Overall, by broadly impacting cytokine signaling, JAK inhibitors act rapidly to dampen itch and effectively reduce AD lesions, but longer-term head-to-head comparative studies show that a more targeted approach with a biologic such as dupilumab reaches the same goal [95]. Drawing a direct correlation between JAK selectivity and safety profile has proved challenging, which may be because JAK selectivity is tissue selective and dose dependent; at higher doses, selective JAK inhibitors begin to affect other JAKs [265]. The safety profile of semiselective JAK1 inhibitors in patients with RA suggests that they may also inhibit JAK2 to some extent, particularly at higher doses. For example, dose-dependent thrombocytopenia was observed in clinical trials of abrocitinib for AD and psoriasis [249, 266], suggesting that abrocitinib may inhibit JAK2, which is involved in hematopoiesis, at higher doses. Indeed, abrocitinib is expected to inhibit JAK1, JAK2, and TYK2 in vivo [267, 268]. Tofacitinib, which preferentially inhibits JAK1 and JAK3, increased hemoglobin levels at 5 mg, but the effect was diminished at 10 mg [269]. This suggests that tofacitinib may start to inhibit JAK2 at higher doses [270].

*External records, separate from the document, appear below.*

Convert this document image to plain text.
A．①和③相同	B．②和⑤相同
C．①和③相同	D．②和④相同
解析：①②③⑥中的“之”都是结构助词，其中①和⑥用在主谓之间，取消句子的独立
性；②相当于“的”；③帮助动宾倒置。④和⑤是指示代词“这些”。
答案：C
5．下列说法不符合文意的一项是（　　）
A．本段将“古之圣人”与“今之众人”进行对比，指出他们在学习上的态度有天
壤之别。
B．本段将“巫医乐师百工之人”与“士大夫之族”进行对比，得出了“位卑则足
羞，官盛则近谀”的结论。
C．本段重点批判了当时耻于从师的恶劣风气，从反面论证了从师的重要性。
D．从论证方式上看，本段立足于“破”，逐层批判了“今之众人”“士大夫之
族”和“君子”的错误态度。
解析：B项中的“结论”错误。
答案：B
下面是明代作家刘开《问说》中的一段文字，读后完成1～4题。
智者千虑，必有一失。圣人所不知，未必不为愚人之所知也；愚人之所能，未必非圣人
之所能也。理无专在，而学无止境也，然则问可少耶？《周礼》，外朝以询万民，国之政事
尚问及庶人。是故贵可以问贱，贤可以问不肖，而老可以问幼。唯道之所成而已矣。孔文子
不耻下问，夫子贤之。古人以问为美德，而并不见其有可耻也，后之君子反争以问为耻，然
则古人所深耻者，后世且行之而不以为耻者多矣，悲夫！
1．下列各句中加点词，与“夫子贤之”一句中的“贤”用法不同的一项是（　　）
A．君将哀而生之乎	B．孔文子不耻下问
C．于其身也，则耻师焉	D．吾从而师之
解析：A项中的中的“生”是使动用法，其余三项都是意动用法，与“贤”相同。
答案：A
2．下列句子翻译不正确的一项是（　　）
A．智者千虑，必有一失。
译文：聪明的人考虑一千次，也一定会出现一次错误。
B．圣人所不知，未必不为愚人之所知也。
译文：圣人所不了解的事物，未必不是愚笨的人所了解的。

To date, studies of JAK inhibitors in type 2 inflammatory disease are mostly limited to AD. Longer studies are required to better understand the role of JAK inhibitors in these diseases. Although selective inhibition of certain JAKs may hypothetically maximize efficacy while minimizing AEs compared with pan-JAK inhibitors, the selectivity of targeted JAK inhibitors demonstrated in vitro may be challenging to maintain in vivo [271].

Discussion and Future Perspectives

Dysregulation of type 2 immunity can lead to a number of chronic diseases such as AD and asthma. Immune dysregulation in these diseases is often highly complex and involves many different cell types and inflammatory mediators. Despite the multifaceted nature of type 2 inflammatory disease pathophysiology, clinical studies of targeted therapies, such as biologic therapies, suggest that only a few components play a clinically significant role. For example, the relative success of tralokinumab in patients with AD, but not asthma, suggests that IL-13 plays a clinically significant role in AD but, by itself, a lesser role in asthma pathophysiology. The clinical efficacy of dupilumab with targeting both IL-4 and IL-13 in multiple type 2 inflammatory diseases suggests that IL-4 and IL-13 are critical target molecules. Similarly, targeting IgE or TSLP is effective in asthma, but modulating these targets has not yielded consistent results in AD [152, 212, 213, 220, 222, 228, 229, 272]. Although pan-JAK inhibitors have demonstrated efficacy in treating some inflammatory diseases, the broad cytokine inhibition elicited by JAK inhibitors is associated with a number of serious AEs that may limit their therapeutic potential in other populations. More recently, JAK inhibitors with greater selectivity (and a more acceptable safety profile) have demonstrated rapid efficacy in AD. Evaluations in larger populations over time in a wider range of type 2 inflammatory diseases are necessary to better understand the impact of JAK inhibition on type 2 inflammatory diseases. Studies of drugs targeting type 2 immune mediators have helped clarify the biological mechanisms underlying type 2 immunity while also providing tremendous therapeutic advances for diseases involving type 2 inflammation.

Many additional targets for modulation of type 2 immunity have been identified, and development of novel agents will no doubt continue to advance our understanding of type 2 inflammatory diseases.